Posted by: Abe Delnore | Oct 12, 2011 9:39:24 AM

I actually just put up a post that deals with these issues (link is in my name), and I'd push back in a few ways:

* Shouldn't we look with more skepticism at claims of religious freedom when involuntary participants (such as children) are involved, as opposed to simply voluntary associations?

* Can't we find some balanced exemption that deals prevents courts from inquiring into matters beyond their jurisdiction (religious doctrine, etc) without having the suit itself be foreclosed? It would end up being messier for the lower courts, but that's not necessarily a bad thing.

As to the question about the end-in-itself vs means-to-an-end: it's partially both. There's been ample evidence that internal processes sometimes fail, and it's definitely true that a combination of internal processes and external oversight will do more to protect victims than internal processes alone. It's hypothetically possible that a certain religion could have sufficient processes to deal with these matters appropriately, but that wouldn't justify an exemption for *all* organizations.
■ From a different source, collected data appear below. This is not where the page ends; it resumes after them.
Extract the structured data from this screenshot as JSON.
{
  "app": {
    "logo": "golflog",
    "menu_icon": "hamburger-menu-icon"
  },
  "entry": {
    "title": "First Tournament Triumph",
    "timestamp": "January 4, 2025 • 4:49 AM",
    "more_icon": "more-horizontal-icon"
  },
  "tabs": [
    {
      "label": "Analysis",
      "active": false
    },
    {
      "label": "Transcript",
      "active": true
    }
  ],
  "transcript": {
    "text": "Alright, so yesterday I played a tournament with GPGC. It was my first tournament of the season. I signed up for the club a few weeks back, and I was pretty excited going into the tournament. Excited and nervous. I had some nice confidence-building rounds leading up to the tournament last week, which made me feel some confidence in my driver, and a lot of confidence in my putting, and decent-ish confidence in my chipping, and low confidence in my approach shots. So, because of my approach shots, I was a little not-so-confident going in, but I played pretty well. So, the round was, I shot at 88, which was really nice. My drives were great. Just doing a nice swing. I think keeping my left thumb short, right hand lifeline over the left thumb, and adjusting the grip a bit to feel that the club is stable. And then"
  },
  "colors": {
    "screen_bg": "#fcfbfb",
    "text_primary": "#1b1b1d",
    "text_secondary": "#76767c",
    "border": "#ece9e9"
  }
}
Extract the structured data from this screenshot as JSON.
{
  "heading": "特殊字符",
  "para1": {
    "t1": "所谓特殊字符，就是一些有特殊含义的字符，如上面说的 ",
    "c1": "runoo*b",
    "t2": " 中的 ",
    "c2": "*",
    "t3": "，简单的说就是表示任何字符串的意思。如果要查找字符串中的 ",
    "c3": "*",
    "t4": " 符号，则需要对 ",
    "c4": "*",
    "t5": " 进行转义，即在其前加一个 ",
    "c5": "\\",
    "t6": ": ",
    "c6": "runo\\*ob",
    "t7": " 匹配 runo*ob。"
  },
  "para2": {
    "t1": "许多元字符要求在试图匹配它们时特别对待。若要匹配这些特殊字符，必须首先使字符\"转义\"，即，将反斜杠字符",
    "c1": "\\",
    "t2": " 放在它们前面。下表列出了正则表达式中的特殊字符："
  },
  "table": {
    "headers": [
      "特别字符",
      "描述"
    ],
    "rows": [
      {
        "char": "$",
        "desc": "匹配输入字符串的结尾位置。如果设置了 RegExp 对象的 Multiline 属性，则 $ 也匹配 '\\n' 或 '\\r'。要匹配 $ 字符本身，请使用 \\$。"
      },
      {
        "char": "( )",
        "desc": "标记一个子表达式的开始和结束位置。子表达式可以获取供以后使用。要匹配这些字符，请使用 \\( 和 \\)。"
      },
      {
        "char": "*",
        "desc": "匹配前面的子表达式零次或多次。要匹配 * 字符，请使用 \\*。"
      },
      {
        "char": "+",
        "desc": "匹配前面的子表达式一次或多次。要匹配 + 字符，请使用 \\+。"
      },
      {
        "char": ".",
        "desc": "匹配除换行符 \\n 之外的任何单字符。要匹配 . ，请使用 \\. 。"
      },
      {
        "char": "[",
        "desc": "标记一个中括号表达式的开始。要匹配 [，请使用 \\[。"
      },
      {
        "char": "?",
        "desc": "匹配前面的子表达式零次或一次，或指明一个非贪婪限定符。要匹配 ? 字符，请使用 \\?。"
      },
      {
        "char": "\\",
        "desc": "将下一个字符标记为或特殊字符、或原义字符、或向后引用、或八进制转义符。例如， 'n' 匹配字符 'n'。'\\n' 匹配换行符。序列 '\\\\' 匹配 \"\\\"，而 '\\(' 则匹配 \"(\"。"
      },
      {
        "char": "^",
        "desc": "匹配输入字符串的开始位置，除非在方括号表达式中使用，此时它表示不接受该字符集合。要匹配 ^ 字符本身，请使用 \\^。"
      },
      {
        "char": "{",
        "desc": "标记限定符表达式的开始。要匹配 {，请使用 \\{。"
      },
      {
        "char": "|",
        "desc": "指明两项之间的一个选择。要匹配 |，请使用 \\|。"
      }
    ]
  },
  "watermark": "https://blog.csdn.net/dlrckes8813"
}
But civil law is also an end in itself. It involves a social recognition that certain behavior has negative impacts outside the walls of the church and beyond the lives of those who choose to live within a religion. There's two different aspects to that: when religious organizations act in a way that harms the larger social fabric they have a lesser claim to independence; but also, the limitation of judicial recourse to internal processes ignores the larger social harm and pretends the issues are more contained then they are, which is itself a positive harm.
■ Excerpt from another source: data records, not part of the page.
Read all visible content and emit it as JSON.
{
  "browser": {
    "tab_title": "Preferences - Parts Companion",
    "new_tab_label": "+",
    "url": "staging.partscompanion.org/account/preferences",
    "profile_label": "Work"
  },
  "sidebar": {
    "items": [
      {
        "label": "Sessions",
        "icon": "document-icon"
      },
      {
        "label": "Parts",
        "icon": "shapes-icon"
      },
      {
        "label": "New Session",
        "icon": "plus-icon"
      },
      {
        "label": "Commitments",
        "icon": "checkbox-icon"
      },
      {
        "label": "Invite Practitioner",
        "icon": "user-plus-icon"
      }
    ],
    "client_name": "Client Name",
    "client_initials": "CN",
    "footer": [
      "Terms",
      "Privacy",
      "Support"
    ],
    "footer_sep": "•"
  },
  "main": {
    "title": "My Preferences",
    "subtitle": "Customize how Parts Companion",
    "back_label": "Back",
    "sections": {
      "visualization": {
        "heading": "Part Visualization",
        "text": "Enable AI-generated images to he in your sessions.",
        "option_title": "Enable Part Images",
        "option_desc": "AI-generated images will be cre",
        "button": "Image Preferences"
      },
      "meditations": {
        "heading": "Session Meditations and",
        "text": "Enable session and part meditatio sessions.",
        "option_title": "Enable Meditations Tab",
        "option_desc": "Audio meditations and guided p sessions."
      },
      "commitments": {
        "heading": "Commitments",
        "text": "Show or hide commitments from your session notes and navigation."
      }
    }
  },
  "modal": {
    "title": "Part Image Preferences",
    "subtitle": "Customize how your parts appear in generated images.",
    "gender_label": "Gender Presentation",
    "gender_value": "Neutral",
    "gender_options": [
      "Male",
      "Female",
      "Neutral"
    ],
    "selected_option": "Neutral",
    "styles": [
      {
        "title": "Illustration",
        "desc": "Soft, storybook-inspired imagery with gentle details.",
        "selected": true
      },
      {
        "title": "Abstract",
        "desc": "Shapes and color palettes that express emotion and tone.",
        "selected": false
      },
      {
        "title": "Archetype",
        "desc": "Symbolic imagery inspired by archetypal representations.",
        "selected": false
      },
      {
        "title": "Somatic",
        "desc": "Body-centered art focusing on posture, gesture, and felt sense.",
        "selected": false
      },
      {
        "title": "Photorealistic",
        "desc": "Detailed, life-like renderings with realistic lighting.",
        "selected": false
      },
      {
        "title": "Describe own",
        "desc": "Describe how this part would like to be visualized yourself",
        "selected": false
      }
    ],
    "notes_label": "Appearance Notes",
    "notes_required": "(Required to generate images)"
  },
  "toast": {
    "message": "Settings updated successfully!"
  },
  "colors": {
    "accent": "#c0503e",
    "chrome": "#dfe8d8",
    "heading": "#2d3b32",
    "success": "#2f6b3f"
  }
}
Posted by: Andrew MacKie-Mason | Oct 11, 2011 3:13:13 PM

Prof. Horwitz,
If we assume that having a day in court is a means to an end (and not an end in it of itself) -- so the real issue is having a mechanism to correct wrongs -- and we allow churches to create an alternative internal process, don't we need government to regulate that alternative process to make sure it is sufficiently robust to be a meaningful alternative? And if so, aren't we back to entanglement problems? You say "One can certainly argue that as long as many or some churches, or even just one, don't offer something as good as the legal process in such cases, it is necessary for consequentialist reasons to continue to ensure that one has a right to a day in court." Well, we would only even know that some internal church process was not as good as the courts if the government checked it, which to me means regulation of some sort. It seems we either have to(1) allow churches their own remedial scheme (or frankly no internal process at all if that is what the church chooses) with no judgment call or regulation at all, so complete unfettered autonomy OR (2) have the government monitor it to make sure it is provides a meaningful alternative to courts. The latter option seems to get us right back to square 1 with entanglement issues. And option 1 is really back to square 1 as well as there is no guarantee that any person will have a mechanism to correct unlawful conduct.

I completely agree that each position has costs. For me, I would rather have no ME and rigorous enforcement of all anti-discrimination statutes as it is not clear to me why religious autonomy for churches who receive government subsidies for education deserves more protection than other protected categories. I agree it is a normative call and that my position costs churches autonomy but just autonomy to discriminate and retaliate. Abiding by the anti-discrimination statutes does not interfere with churches only hiring ministers who espouse their beliefs.

Question: Under Title VI, entities that received what is deemed “federal financial assistance” (FFA) cannot discriminate based on race, national origin, or color. So if church agrees to get FFA, it cannot discriminate, right? Perhaps, Congress should pass some kind of statute that states if religious organizations receive any kind of FAA, they have to abide by all anti-discrimination statutes, including the retaliation provisions. If Congress passed such a law (and given that it passed the RFRA, I seriously doubt it would pass such a law), but if it did, would it be constitutional from your perspective?